Both Borders and Brown have contributed to the support for minority students on campus. Brown founded the Minority Association of Rising Scientists, which advocates for and supports underrepresented students in STEM fields. Borders helped to create Washington University Students in Solidarity, which facilitates race-relations discussions between students and the University.
“Everything that I’ve done at Wash. U. has been motivated by a need that I’ve seen in my community around me…in the marginalized parts of our student body,” Borders said. “I’ve seen other students go through similar experiences that I’ve had concerning invisibility, micro-aggressions, the consequences of the lack of dialogue on campus surrounding diversity and inclusion in all of its nuances. So everything I’ve done, all of the blood, sweat and tears that I’ve put in at Wash. U., has been because of the community that I care about, and the work that I could do was enabled because of the amazing community around me.”
Franclemont said both scholars have inspired her, specifically saying that Borders has been one of “he greatest influencers of her time at Washington University, both as a friend and as a role model as a minority.

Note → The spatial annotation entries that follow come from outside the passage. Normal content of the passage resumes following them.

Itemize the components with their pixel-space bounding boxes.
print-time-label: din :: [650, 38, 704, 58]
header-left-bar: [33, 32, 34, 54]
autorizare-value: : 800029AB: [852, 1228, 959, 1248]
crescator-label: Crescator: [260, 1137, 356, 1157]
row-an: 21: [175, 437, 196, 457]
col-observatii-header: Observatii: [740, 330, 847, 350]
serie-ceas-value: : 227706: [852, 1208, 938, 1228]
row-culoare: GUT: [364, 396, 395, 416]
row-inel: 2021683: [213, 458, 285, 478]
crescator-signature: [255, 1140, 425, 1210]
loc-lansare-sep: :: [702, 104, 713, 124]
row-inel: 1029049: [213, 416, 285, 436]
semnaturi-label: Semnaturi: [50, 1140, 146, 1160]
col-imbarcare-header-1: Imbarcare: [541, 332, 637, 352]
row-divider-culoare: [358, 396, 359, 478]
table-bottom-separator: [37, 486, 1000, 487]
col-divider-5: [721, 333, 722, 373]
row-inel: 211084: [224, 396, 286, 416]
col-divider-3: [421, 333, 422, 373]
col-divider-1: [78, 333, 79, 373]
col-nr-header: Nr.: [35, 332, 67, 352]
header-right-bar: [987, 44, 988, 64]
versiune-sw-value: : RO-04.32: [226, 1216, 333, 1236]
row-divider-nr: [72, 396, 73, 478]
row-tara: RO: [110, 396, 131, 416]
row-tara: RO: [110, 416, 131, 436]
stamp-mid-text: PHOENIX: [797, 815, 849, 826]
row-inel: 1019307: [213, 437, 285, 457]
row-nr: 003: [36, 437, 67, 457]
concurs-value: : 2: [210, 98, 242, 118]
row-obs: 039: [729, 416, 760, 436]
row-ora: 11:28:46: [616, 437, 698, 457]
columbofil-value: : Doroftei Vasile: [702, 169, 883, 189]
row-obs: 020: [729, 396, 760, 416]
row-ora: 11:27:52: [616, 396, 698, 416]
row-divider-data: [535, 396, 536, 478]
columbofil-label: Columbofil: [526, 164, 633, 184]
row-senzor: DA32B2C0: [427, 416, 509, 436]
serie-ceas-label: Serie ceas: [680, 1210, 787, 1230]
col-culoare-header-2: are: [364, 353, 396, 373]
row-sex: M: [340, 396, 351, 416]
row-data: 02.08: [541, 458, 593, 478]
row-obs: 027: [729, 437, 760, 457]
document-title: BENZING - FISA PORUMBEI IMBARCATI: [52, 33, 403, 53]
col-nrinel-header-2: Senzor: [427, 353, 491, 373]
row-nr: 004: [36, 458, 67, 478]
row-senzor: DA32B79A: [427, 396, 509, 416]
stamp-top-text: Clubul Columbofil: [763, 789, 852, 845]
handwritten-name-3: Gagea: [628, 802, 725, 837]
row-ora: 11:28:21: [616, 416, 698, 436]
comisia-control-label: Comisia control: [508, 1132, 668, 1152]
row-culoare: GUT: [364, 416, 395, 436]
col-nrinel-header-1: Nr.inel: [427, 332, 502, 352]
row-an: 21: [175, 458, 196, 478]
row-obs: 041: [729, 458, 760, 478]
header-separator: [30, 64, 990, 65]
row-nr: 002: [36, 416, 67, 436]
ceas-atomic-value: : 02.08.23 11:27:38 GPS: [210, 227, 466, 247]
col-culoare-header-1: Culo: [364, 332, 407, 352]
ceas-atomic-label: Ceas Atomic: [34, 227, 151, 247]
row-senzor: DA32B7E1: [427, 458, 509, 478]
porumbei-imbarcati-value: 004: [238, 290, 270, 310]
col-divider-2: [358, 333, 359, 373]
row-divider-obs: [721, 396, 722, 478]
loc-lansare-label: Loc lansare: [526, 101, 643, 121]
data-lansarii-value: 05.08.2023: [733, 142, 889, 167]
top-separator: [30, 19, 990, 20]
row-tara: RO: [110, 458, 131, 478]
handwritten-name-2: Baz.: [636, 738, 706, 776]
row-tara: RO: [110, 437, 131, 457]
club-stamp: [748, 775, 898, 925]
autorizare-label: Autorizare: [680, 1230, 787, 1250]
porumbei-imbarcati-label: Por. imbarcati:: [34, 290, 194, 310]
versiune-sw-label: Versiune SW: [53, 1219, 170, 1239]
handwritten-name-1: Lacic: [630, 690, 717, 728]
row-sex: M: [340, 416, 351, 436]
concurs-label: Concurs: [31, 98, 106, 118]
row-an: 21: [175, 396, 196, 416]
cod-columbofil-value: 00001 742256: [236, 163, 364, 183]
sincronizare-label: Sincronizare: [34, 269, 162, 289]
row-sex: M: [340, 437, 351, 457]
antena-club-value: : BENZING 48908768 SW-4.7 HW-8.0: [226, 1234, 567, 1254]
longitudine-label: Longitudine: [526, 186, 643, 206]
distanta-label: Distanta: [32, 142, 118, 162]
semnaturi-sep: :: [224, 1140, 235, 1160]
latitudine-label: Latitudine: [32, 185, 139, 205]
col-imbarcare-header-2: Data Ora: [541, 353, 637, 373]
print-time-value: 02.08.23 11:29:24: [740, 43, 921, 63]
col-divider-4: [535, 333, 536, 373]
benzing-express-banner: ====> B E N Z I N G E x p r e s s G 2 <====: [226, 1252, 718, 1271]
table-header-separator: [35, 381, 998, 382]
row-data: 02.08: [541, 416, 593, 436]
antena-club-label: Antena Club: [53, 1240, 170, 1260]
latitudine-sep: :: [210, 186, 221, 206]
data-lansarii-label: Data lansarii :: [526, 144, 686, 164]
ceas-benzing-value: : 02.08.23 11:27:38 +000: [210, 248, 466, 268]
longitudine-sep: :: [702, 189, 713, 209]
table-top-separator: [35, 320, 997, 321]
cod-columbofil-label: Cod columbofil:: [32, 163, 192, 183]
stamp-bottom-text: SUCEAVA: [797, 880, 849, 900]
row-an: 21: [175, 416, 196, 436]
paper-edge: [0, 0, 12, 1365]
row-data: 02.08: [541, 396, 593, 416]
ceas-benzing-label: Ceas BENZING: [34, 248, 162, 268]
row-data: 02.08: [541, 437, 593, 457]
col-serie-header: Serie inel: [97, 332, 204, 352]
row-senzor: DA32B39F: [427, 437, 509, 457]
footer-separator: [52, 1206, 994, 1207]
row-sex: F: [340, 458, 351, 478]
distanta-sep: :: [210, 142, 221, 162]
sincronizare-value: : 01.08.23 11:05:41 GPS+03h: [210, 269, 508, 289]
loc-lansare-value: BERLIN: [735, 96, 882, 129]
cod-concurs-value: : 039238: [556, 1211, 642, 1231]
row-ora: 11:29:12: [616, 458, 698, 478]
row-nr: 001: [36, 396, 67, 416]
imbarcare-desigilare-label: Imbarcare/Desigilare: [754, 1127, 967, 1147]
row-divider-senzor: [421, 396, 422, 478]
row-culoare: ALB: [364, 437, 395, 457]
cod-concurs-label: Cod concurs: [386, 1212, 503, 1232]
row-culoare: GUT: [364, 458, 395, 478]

“[With] Ervin having a really diverse demographic of students in comparison to the student body that’s present at Wash. U., it’s been really inspiring to see people who look like me—or maybe have similar backgrounds that I do—and watching them blaze their own trails and really defy a lot of the stereotypes and expectations that were put into place for minority race students,” Franclemont said.
Borders cites her authenticity as one of her greatest strengths.
“I guess if what I’m thinking about what led to me earning this distinction, it would be just that I was myself,” she said. “I never sacrificed my authenticity for anything.”
Brown looks forward to her experience as a Rhodes Scholar at Oxford.
“I’m excited to experience this journey and to see how it will help me grow, “ Brown said.
As staff members of the Ervin program, Hadley and Toliver-Diallo have high hopes for the futures of both seniors.
“I just see for them this continuation of being committed scholars…in their respective fields, and definitely taking that lesson of making the world better than when it was before they came,” Hadley said.
“These are two well-deserving young ladies and I’m excited to see what the future holds for them at Oxford as part of the Rhodes community,” Toliver-Diallo said.